La parole libérée

Grâce à Dieu, le film tout juste sorti sur les écrans de François Ozon est un film exemplaire.

Comme il est indiqué au début du générique, "ce film est une fiction qui est basée sur des faits réels". Ce récit maitrisé permet de rendre compte de ces faits "réels" impensables, inentendables; des crimes sexuels commis sur des enfants par des prêtres qui en avaient la responsabilité.

Pour ce qu'il raconte, parce qu'il a fait l'objet d'une action en justice pour en retarder ou en interdire sa sortie, ce film juste est à voir. Gràce à Dieu retrace le chemin d'une victime (puis de dizaines) pour faire reconnaitre par l'Eglise d'abord (et la justice aussi par la suite) les crimes sexuels dont ils ont été victimes enfants.

Ce récit est exemplaire, construit autour des histoires respectives de ces enfants devenus adultes et qui, un jour, décident de faire resurgir ces passés traumatiques pour les révéler, retrouver et faire condamner les coupables. Les coupables : celui qui a commis ces actes bien sûr ; et ceux, tous ceux qui ont su et qui n'ont rien fait pour le faire véritablement cesser.

Le film retrace intimement ce que ces combats signifient pour les victimes. Dans leur vie de famille, dans leur vie sociale.

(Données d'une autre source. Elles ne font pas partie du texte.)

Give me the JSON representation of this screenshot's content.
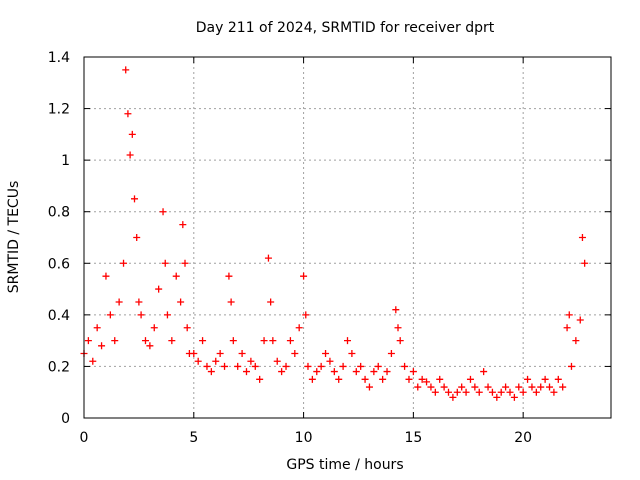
{
  "chart_data": {
    "type": "scatter",
    "title": "Day 211 of 2024, SRMTID for receiver dprt",
    "xlabel": "GPS time / hours",
    "ylabel": "SRMTID / TECUs",
    "xlim": [
      0,
      24
    ],
    "ylim": [
      0,
      1.4
    ],
    "xticks": [
      0,
      5,
      10,
      15,
      20
    ],
    "xtick_labels": [
      "0",
      "5",
      "10",
      "15",
      "20"
    ],
    "yticks": [
      0,
      0.2,
      0.4,
      0.6,
      0.8,
      1,
      1.2,
      1.4
    ],
    "ytick_labels": [
      "0",
      "0.2",
      "0.4",
      "0.6",
      "0.8",
      "1",
      "1.2",
      "1.4"
    ],
    "grid": true,
    "marker": "plus",
    "color": "#ff0000",
    "series": [
      {
        "name": "SRMTID",
        "x": [
          0.0,
          0.2,
          0.4,
          0.6,
          0.8,
          1.0,
          1.2,
          1.4,
          1.6,
          1.8,
          1.9,
          2.0,
          2.1,
          2.2,
          2.3,
          2.4,
          2.5,
          2.6,
          2.8,
          3.0,
          3.2,
          3.4,
          3.6,
          3.7,
          3.8,
          4.0,
          4.2,
          4.4,
          4.5,
          4.6,
          4.7,
          4.8,
          5.0,
          5.2,
          5.4,
          5.6,
          5.8,
          6.0,
          6.2,
          6.4,
          6.6,
          6.7,
          6.8,
          7.0,
          7.2,
          7.4,
          7.6,
          7.8,
          8.0,
          8.2,
          8.4,
          8.5,
          8.6,
          8.8,
          9.0,
          9.2,
          9.4,
          9.6,
          9.8,
          10.0,
          10.1,
          10.2,
          10.4,
          10.6,
          10.8,
          11.0,
          11.2,
          11.4,
          11.6,
          11.8,
          12.0,
          12.2,
          12.4,
          12.6,
          12.8,
          13.0,
          13.2,
          13.4,
          13.6,
          13.8,
          14.0,
          14.2,
          14.3,
          14.4,
          14.6,
          14.8,
          15.0,
          15.2,
          15.4,
          15.6,
          15.8,
          16.0,
          16.2,
          16.4,
          16.6,
          16.8,
          17.0,
          17.2,
          17.4,
          17.6,
          17.8,
          18.0,
          18.2,
          18.4,
          18.6,
          18.8,
          19.0,
          19.2,
          19.4,
          19.6,
          19.8,
          20.0,
          20.2,
          20.4,
          20.6,
          20.8,
          21.0,
          21.2,
          21.4,
          21.6,
          21.8,
          22.0,
          22.1,
          22.2,
          22.4,
          22.6,
          22.7,
          22.8
        ],
        "y": [
          0.25,
          0.3,
          0.22,
          0.35,
          0.28,
          0.55,
          0.4,
          0.3,
          0.45,
          0.6,
          1.35,
          1.18,
          1.02,
          1.1,
          0.85,
          0.7,
          0.45,
          0.4,
          0.3,
          0.28,
          0.35,
          0.5,
          0.8,
          0.6,
          0.4,
          0.3,
          0.55,
          0.45,
          0.75,
          0.6,
          0.35,
          0.25,
          0.25,
          0.22,
          0.3,
          0.2,
          0.18,
          0.22,
          0.25,
          0.2,
          0.55,
          0.45,
          0.3,
          0.2,
          0.25,
          0.18,
          0.22,
          0.2,
          0.15,
          0.3,
          0.62,
          0.45,
          0.3,
          0.22,
          0.18,
          0.2,
          0.3,
          0.25,
          0.35,
          0.55,
          0.4,
          0.2,
          0.15,
          0.18,
          0.2,
          0.25,
          0.22,
          0.18,
          0.15,
          0.2,
          0.3,
          0.25,
          0.18,
          0.2,
          0.15,
          0.12,
          0.18,
          0.2,
          0.15,
          0.18,
          0.25,
          0.42,
          0.35,
          0.3,
          0.2,
          0.15,
          0.18,
          0.12,
          0.15,
          0.14,
          0.12,
          0.1,
          0.15,
          0.12,
          0.1,
          0.08,
          0.1,
          0.12,
          0.1,
          0.15,
          0.12,
          0.1,
          0.18,
          0.12,
          0.1,
          0.08,
          0.1,
          0.12,
          0.1,
          0.08,
          0.12,
          0.1,
          0.15,
          0.12,
          0.1,
          0.12,
          0.15,
          0.12,
          0.1,
          0.15,
          0.12,
          0.35,
          0.4,
          0.2,
          0.3,
          0.38,
          0.7,
          0.6
        ]
      }
    ]
  }
}
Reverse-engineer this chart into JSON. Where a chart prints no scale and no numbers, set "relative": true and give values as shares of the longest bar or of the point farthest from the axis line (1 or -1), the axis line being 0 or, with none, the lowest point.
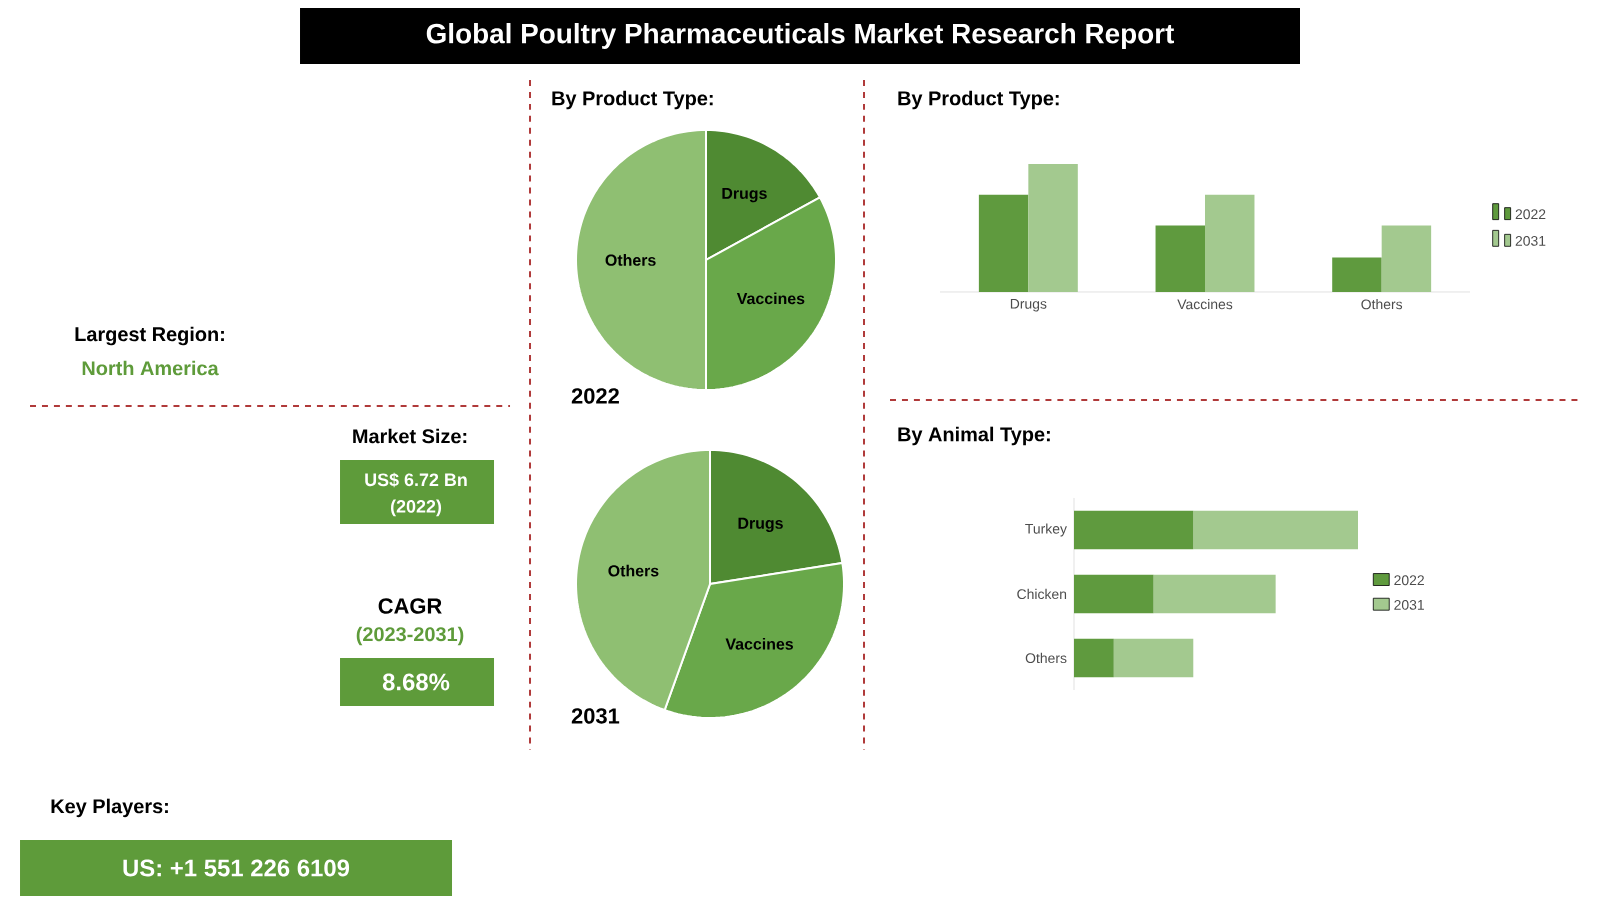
{
  "chart_data": [
    {
      "type": "other",
      "title": "Global Poultry Pharmaceuticals Market Research Report",
      "annotations": [
        "Largest Region:",
        "North America",
        "Market Size:",
        "US$ 6.72 Bn",
        "(2022)",
        "CAGR",
        "(2023-2031)",
        "8.68%",
        "Key Players:",
        "US: +1 551 226 6109"
      ]
    },
    {
      "type": "pie",
      "title": "By Product Type:",
      "annotations": [
        "2022"
      ],
      "categories": [
        "Drugs",
        "Vaccines",
        "Others"
      ],
      "values": [
        17,
        33,
        50
      ],
      "colors": [
        "#4f8a32",
        "#69a84a",
        "#8fbf72"
      ]
    },
    {
      "type": "bar",
      "title": "By Product Type:",
      "categories": [
        "Drugs",
        "Vaccines",
        "Others"
      ],
      "relative": true,
      "legend": "right",
      "series": [
        {
          "name": "2022",
          "color": "#5f9a3e",
          "values": [
            0.76,
            0.52,
            0.27
          ]
        },
        {
          "name": "2031",
          "color": "#a3c98f",
          "values": [
            1,
            0.76,
            0.52
          ]
        }
      ]
    },
    {
      "type": "pie",
      "annotations": [
        "2031"
      ],
      "categories": [
        "Drugs",
        "Vaccines",
        "Others"
      ],
      "values": [
        22.5,
        33,
        44.5
      ],
      "colors": [
        "#4f8a32",
        "#69a84a",
        "#8fbf72"
      ]
    },
    {
      "type": "bar",
      "title": "By Animal Type:",
      "orientation": "horizontal",
      "stacked": true,
      "relative": true,
      "legend": "right",
      "categories": [
        "Turkey",
        "Chicken",
        "Others"
      ],
      "series": [
        {
          "name": "2022",
          "color": "#5f9a3e",
          "values": [
            0.42,
            0.28,
            0.14
          ]
        },
        {
          "name": "2031",
          "color": "#a3c98f",
          "values": [
            0.58,
            0.43,
            0.28
          ]
        }
      ]
    }
  ]
}
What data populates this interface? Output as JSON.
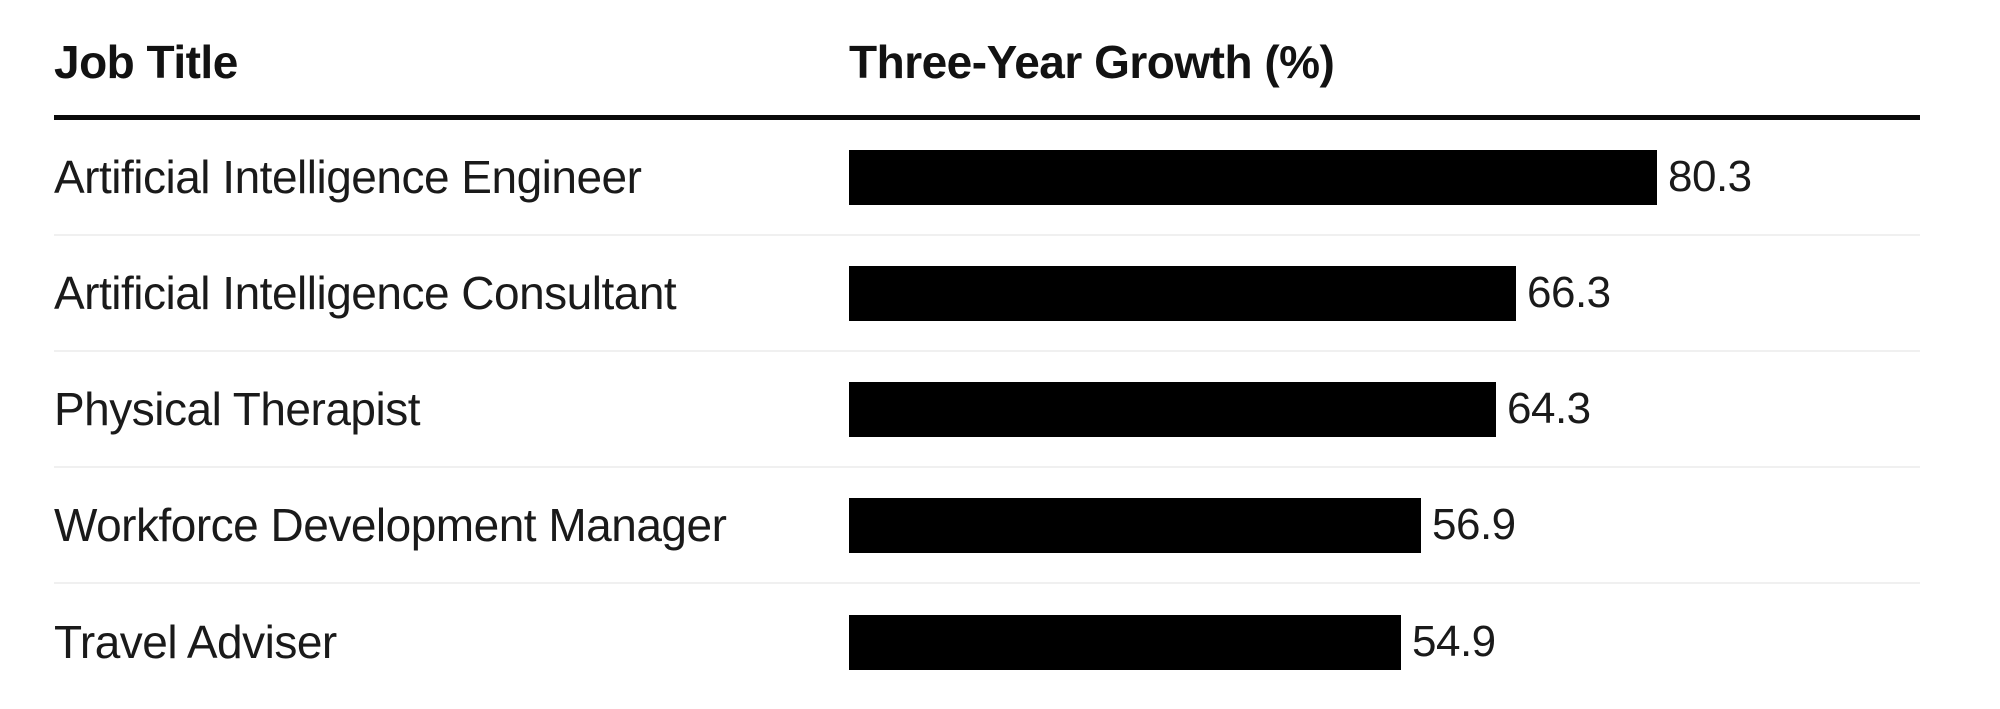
{
  "table": {
    "col1_header": "Job Title",
    "col2_header": "Three-Year Growth (%)"
  },
  "colors": {
    "bar": "#000000",
    "text": "#1a1a1a",
    "header_text": "#121212",
    "header_rule": "#0a0a0a",
    "row_separator": "#f0f0f0",
    "background": "#ffffff"
  },
  "chart_data": {
    "type": "bar",
    "orientation": "horizontal",
    "title": "",
    "xlabel": "Three-Year Growth (%)",
    "ylabel": "Job Title",
    "categories": [
      "Artificial Intelligence Engineer",
      "Artificial Intelligence Consultant",
      "Physical Therapist",
      "Workforce Development Manager",
      "Travel Adviser"
    ],
    "values": [
      80.3,
      66.3,
      64.3,
      56.9,
      54.9
    ],
    "value_labels": [
      "80.3",
      "66.3",
      "64.3",
      "56.9",
      "54.9"
    ],
    "xlim": [
      0,
      106.5
    ],
    "grid": false,
    "legend": false,
    "bar_color": "#000000",
    "value_label_position": "right-of-bar"
  }
}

Ces luttes vont se rejoindre dans la constitution d'une association au nom plus qu'évocateur : la parole libérée, celle qui permet de dire, pour ne plus se cacher et ne plus avoir honte et ne plus avoir peur. Tout le long travail d'élaboration de l'association, de ses actions est raconté de façon très vivante.

Le film montre aussi, à partir de faits réels, les réactions, propos de l'Eglise, à travers plusieurs de ses représentants, tous nommés parce que tous connus et cités en tant que tels dans les plaintes en cours. Ce qui frappe c'est le réflexe méthodique pour garder le contrôle. Le contrôle d'une institution qui pourtant révèle ses failles et ses problèmes à travers la possibilité qu'autant de crimes aient pu avoir lieu sur autant d'enfants. Mais il semble que face à la vérité, ces institutionnels ne soient pas capables de reconnaitre et ne puissent fonctionner qu'en entretenant un déni . Une scène extrêmement forte révèle toute la violence de l' institution écclésiale qui, sous couvert d'écouter, cherche en fait à garder la main sur ces victimes.

Mais la parole libérée fait sauter les barrières et les paroles libérées repoussent sans cesse les tentatives de déni, repli, renfermement.

Aujourd'hui, tout le monde est encore présumé innocent.

Comme il est dit à un moment donné du film il n'est pas sûr que les accusés n'arrivent pas à se saisir de procédures juridiques pour échapper au jugement pénal mais la parole est libérée et elle vient mettre en cause, dans ses fondements mêmes le fonctionnement d'une institution hiérarchique et qui se  perd en ne permettant pas la libération réelle des mots et des émotions. Surtout, elle permet à tous ces hommes victimes de crimes, de se voir reconnaitre en tant que tels et de pouvoir demander justice.